The governor's latest budget, which estimates a $9.2 billion deficit, acknowledges the lost savings in 2011-12. But it is relying on $575 million to help balance next year's budget, according to Department of Finance spokesman H.D. Palmer.

The plan to charge low-income Medi-Cal patients and allow doctors to refuse care for nonpayment was unprecedented for a state on such a wide scale. The charges ranged from $3 for "preferred" drug prescriptions to $5 for doctor visits and a maximum $200 on hospital visits. Medi-Cal serves about 8 million Californians, though patients also eligible for Medicare were exempt from the copays.

The state was required to obtain approval from the Centers for Medicare & Medicaid Services (CMS) to implement its plan. But CMS said in a letter today that it was "unable to identify the legal and policy support" for the change. Under the Social Security Act, a state must meet several tests in order to charge copays, which include "providing benefits to recipients of medical assistance which can reasonably be expected to be equivalent to the risks to the recipients."

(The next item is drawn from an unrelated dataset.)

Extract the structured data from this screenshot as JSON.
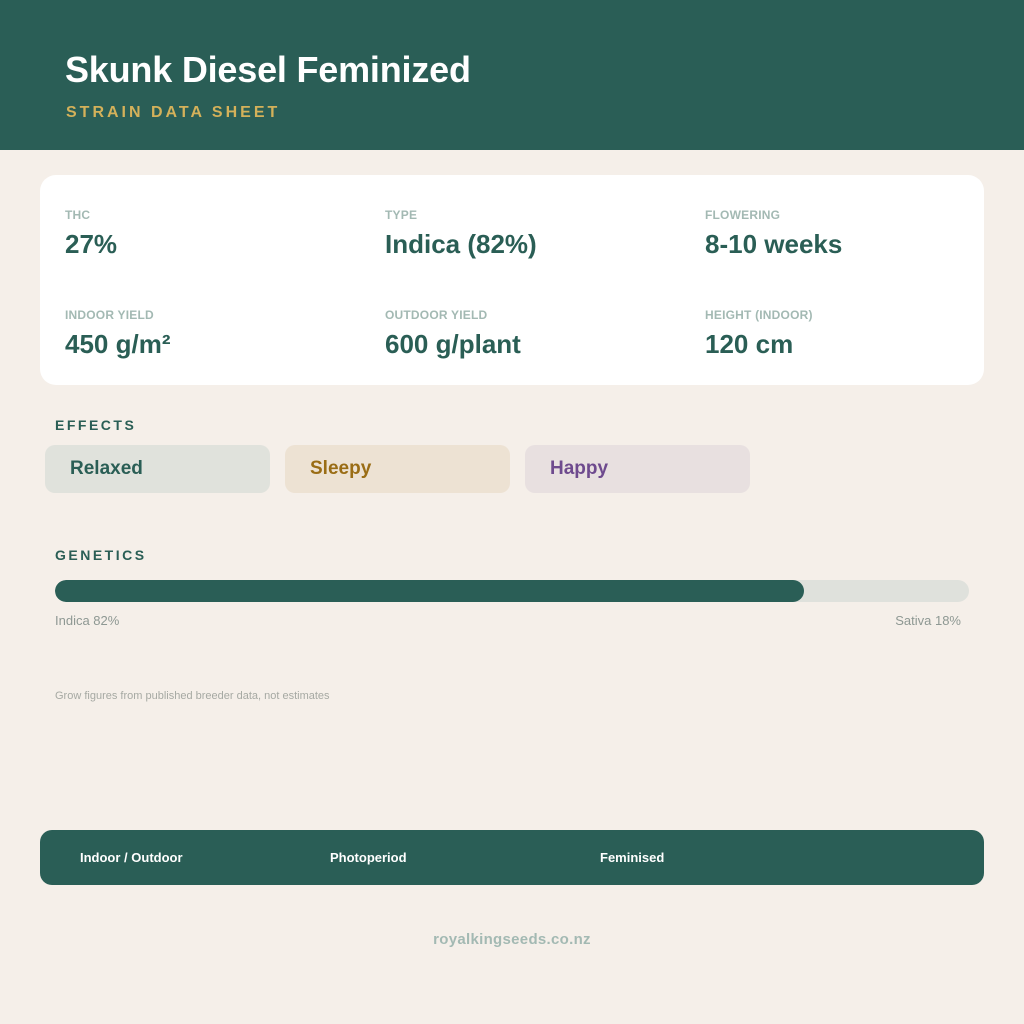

Providers, such as physicians and dentists, and advocates for low-income Californians warned that a copay plan would hurt low-income patients by cutting access to health care. Providers felt it was a back-door cut in reimbursement rates, on top of a 10 percent reduction that a federal judge recently blocked, because the state put the burden on them to collect the copays or make the decision to refuse patients for nonpayment.

Vanessa Cajina, legislative advocate for the Western Center on Law and Poverty, said Medi-Cal patients would have stopped using health care if faced with a payment requirement. She said research shows that underuse of preventative health care, rather than overuse of the system, drives up costs.

"When people with even a nominal copay are asked to pay $3 to $5, they're going to write off the health care system writ large," Cajina said. "These are children going in for check-ups, elderly people going in for care management. When you really start thinking about a person on Social Security or a mom on CalWORKs bringing in $800 a month, asking them to pay $5 is a much bigger chunk out of their budget than it would be for other folks."

Post updated at 3:00 with new numbers from the Department of Finance.